Expectations likewise veered through the evening, as early
exit polls favored Kerry and then the vote counts swung toward the president.
In the afternoon, with long lines of voters seen in TV
pictures from all over the country, CNN's conservative Tucker Carlson was
asking: "If people are standing outside for three hours to vote, you've got
to ask yourself, 'Are they really Republicans?' "
Over on PBS, David Brooks was calling it "a Jon
Stewart election," referring to the wisecracking host of "The Daily
Show" on Comedy Central. "If a lot of people who watch Jon Stewart
turn out, it'll be good for John Kerry. Culturally, George Bush doesn't strike
younger voters."
But before long, MSNBC's Joe Scarborough took satisfaction
in exit polls showing that young voters hadn't in fact shown up, despite many
predictions that they'd vote in record numbers: "The youth leave you at the
altar every time."
The networks were conservative in their calls but not in
visual showmanship. NBC drew a map of the states on the ice skating rink in New
York's Rockefeller Plaza and renamed it "Democracy Plaza." On CNN,
anchor Wolf Blitzer strolled back and forth in front of a projection screen that
seemed to stretch for 50 feet or more. On CBS, John Roberts stood in front of an
interactive touch screen where he dragged various state maps back and forth with
a motion of his index finger.
Through it all, PBS was an island of calm and reasoned
perspective, where the commentators spoke without shouting and without the
interruption blunderbuss graphics and sound effects.
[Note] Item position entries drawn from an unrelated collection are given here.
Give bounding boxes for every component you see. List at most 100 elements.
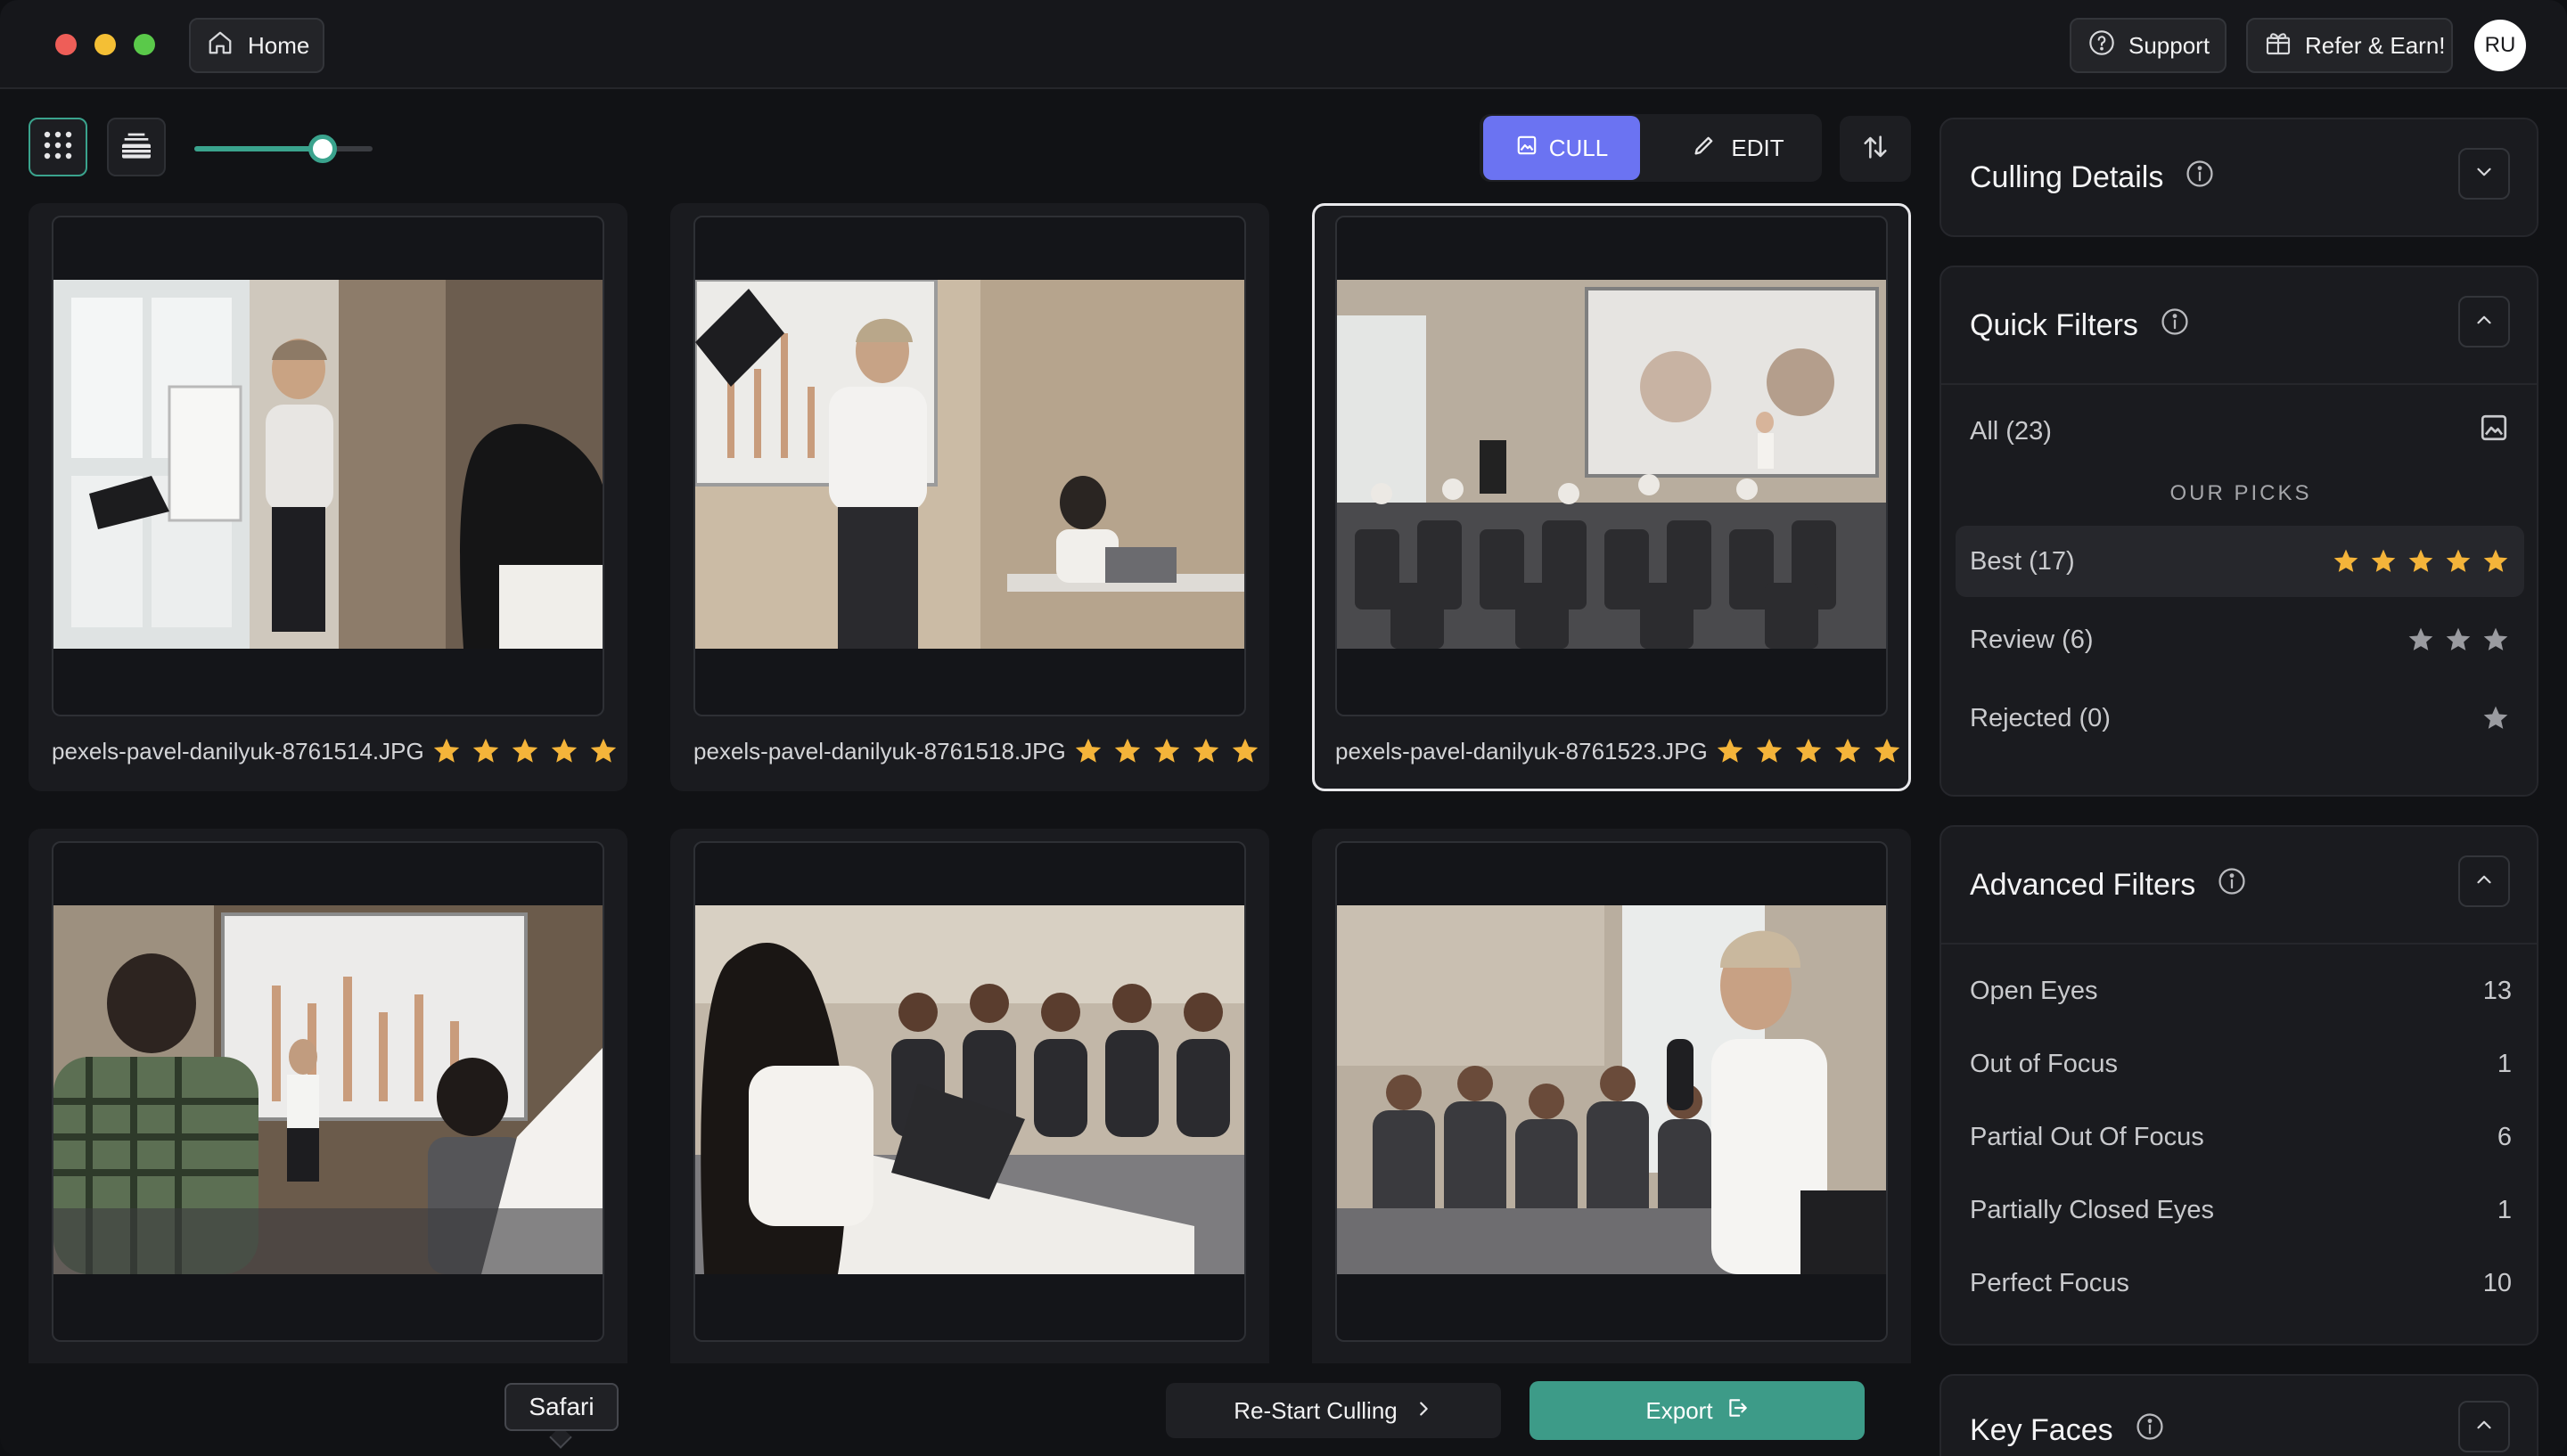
home-label: Home: [248, 31, 310, 59]
collapse-button[interactable]: [2458, 855, 2510, 907]
photo-card[interactable]: pexels-pavel-danilyuk-8761518.JPG: [670, 203, 1269, 791]
user-avatar[interactable]: RU: [2474, 20, 2526, 71]
export-button[interactable]: Export: [1530, 1381, 1865, 1440]
title-bar: Home Support Refer & Earn! RU: [0, 0, 2567, 89]
star-icon[interactable]: [588, 736, 619, 766]
filter-partially-closed-eyes[interactable]: Partially Closed Eyes 1: [1970, 1196, 2512, 1225]
panel-title: Key Faces: [1970, 1413, 2113, 1447]
collapse-button[interactable]: [2458, 1401, 2510, 1452]
photo-thumbnail[interactable]: [1337, 905, 1886, 1274]
filter-label: Partial Out Of Focus: [1970, 1123, 2204, 1151]
photo-thumbnail[interactable]: [695, 905, 1244, 1274]
star-icon[interactable]: [1793, 736, 1824, 766]
cull-mode-button[interactable]: CULL: [1483, 116, 1640, 180]
refer-earn-button[interactable]: Refer & Earn!: [2246, 18, 2453, 73]
gallery-icon[interactable]: [2478, 412, 2510, 451]
minimize-window-button[interactable]: [94, 34, 116, 55]
image-icon: [1515, 134, 1538, 163]
photo-grid: pexels-pavel-danilyuk-8761514.JPG pexels…: [29, 203, 1911, 1363]
refer-label: Refer & Earn!: [2305, 31, 2446, 59]
star-icon[interactable]: [2369, 547, 2398, 576]
photo-card[interactable]: [1312, 829, 1911, 1363]
chevron-down-icon: [2473, 160, 2496, 188]
star-rating[interactable]: [431, 736, 619, 766]
home-button[interactable]: Home: [189, 18, 324, 73]
star-icon[interactable]: [2481, 547, 2510, 576]
photo-thumbnail[interactable]: [53, 905, 603, 1274]
panel-divider: [1941, 383, 2537, 385]
restart-label: Re-Start Culling: [1234, 1396, 1398, 1424]
restart-culling-button[interactable]: Re-Start Culling: [1166, 1383, 1501, 1438]
export-icon: [1726, 1396, 1749, 1426]
edit-label: EDIT: [1731, 134, 1784, 161]
panel-title: Culling Details: [1970, 160, 2164, 194]
star-icon[interactable]: [1754, 736, 1784, 766]
star-icon[interactable]: [1230, 736, 1260, 766]
quick-filters-panel: Quick Filters All (23) OUR PICKS Best (1…: [1940, 266, 2538, 797]
star-icon[interactable]: [549, 736, 579, 766]
cull-label: CULL: [1548, 134, 1609, 161]
stack-view-button[interactable]: [107, 118, 166, 176]
star-icon[interactable]: [510, 736, 540, 766]
close-window-button[interactable]: [55, 34, 77, 55]
star-icon[interactable]: [2332, 547, 2360, 576]
filter-perfect-focus[interactable]: Perfect Focus 10: [1970, 1269, 2512, 1298]
photo-thumbnail[interactable]: [1337, 280, 1886, 649]
filter-best[interactable]: Best (17): [1956, 526, 2524, 597]
filter-all[interactable]: All (23): [1956, 396, 2524, 467]
star-icon[interactable]: [1833, 736, 1863, 766]
key-faces-panel: Key Faces: [1940, 1374, 2538, 1456]
star-icon[interactable]: [1872, 736, 1902, 766]
filter-label: Review (6): [1970, 625, 2094, 654]
photo-card-selected[interactable]: pexels-pavel-danilyuk-8761523.JPG: [1312, 203, 1911, 791]
star-icon[interactable]: [2444, 626, 2473, 654]
info-icon[interactable]: [2217, 866, 2247, 904]
pencil-icon: [1692, 133, 1717, 164]
zoom-slider[interactable]: [194, 135, 373, 163]
info-icon[interactable]: [2185, 159, 2215, 197]
star-rating[interactable]: [1715, 736, 1902, 766]
collapse-button[interactable]: [2458, 296, 2510, 348]
star-icon[interactable]: [1191, 736, 1221, 766]
star-icon[interactable]: [1112, 736, 1143, 766]
photo-card[interactable]: pexels-pavel-danilyuk-8761514.JPG: [29, 203, 627, 791]
home-icon: [207, 29, 234, 62]
filter-count: 1: [2497, 1050, 2512, 1078]
star-icon[interactable]: [2481, 626, 2510, 654]
info-icon[interactable]: [2160, 307, 2190, 345]
filter-out-of-focus[interactable]: Out of Focus 1: [1970, 1050, 2512, 1079]
sort-arrows-icon: [1860, 132, 1890, 167]
photo-thumbnail[interactable]: [53, 280, 603, 649]
filter-review[interactable]: Review (6): [1956, 604, 2524, 675]
expand-button[interactable]: [2458, 148, 2510, 200]
filter-rejected[interactable]: Rejected (0): [1956, 683, 2524, 754]
star-icon[interactable]: [2407, 547, 2435, 576]
star-icon[interactable]: [2481, 704, 2510, 732]
zoom-window-button[interactable]: [134, 34, 155, 55]
star-icon[interactable]: [2407, 626, 2435, 654]
zoom-slider-thumb[interactable]: [308, 135, 337, 163]
filter-open-eyes[interactable]: Open Eyes 13: [1970, 977, 2512, 1006]
star-icon[interactable]: [1073, 736, 1103, 766]
star-rating[interactable]: [1073, 736, 1260, 766]
filter-stars: [2407, 626, 2510, 654]
filter-partial-out-of-focus[interactable]: Partial Out Of Focus 6: [1970, 1123, 2512, 1152]
grid-dots-icon: [40, 127, 76, 168]
star-icon[interactable]: [1152, 736, 1182, 766]
info-icon[interactable]: [2135, 1411, 2165, 1450]
sort-button[interactable]: [1840, 116, 1911, 182]
support-button[interactable]: Support: [2070, 18, 2227, 73]
photo-card[interactable]: [29, 829, 627, 1363]
edit-mode-button[interactable]: EDIT: [1658, 116, 1818, 180]
grid-view-button[interactable]: [29, 118, 87, 176]
photo-thumbnail[interactable]: [695, 280, 1244, 649]
star-icon[interactable]: [2444, 547, 2473, 576]
support-label: Support: [2128, 31, 2210, 59]
photo-frame: [693, 216, 1246, 716]
star-icon[interactable]: [471, 736, 501, 766]
filter-count: 6: [2497, 1123, 2512, 1151]
star-icon[interactable]: [431, 736, 462, 766]
star-icon[interactable]: [1715, 736, 1745, 766]
photo-card[interactable]: [670, 829, 1269, 1363]
panel-header: Quick Filters: [1970, 307, 2190, 345]
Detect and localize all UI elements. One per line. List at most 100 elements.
Careful, careful, careful.

New York Times News Service
For San Diego voters, the election story got really
interesting as write-in mayoral candidate Donna Frye opened up a lead over Mayor
Dick Murphy and County Supervisor Ron Roberts. Marty Levin of KNSD/Channel 39,
most reliable of local anchors, remarked that San Diego's "downtown
establishment was not crazy about the idea of Donna Frye."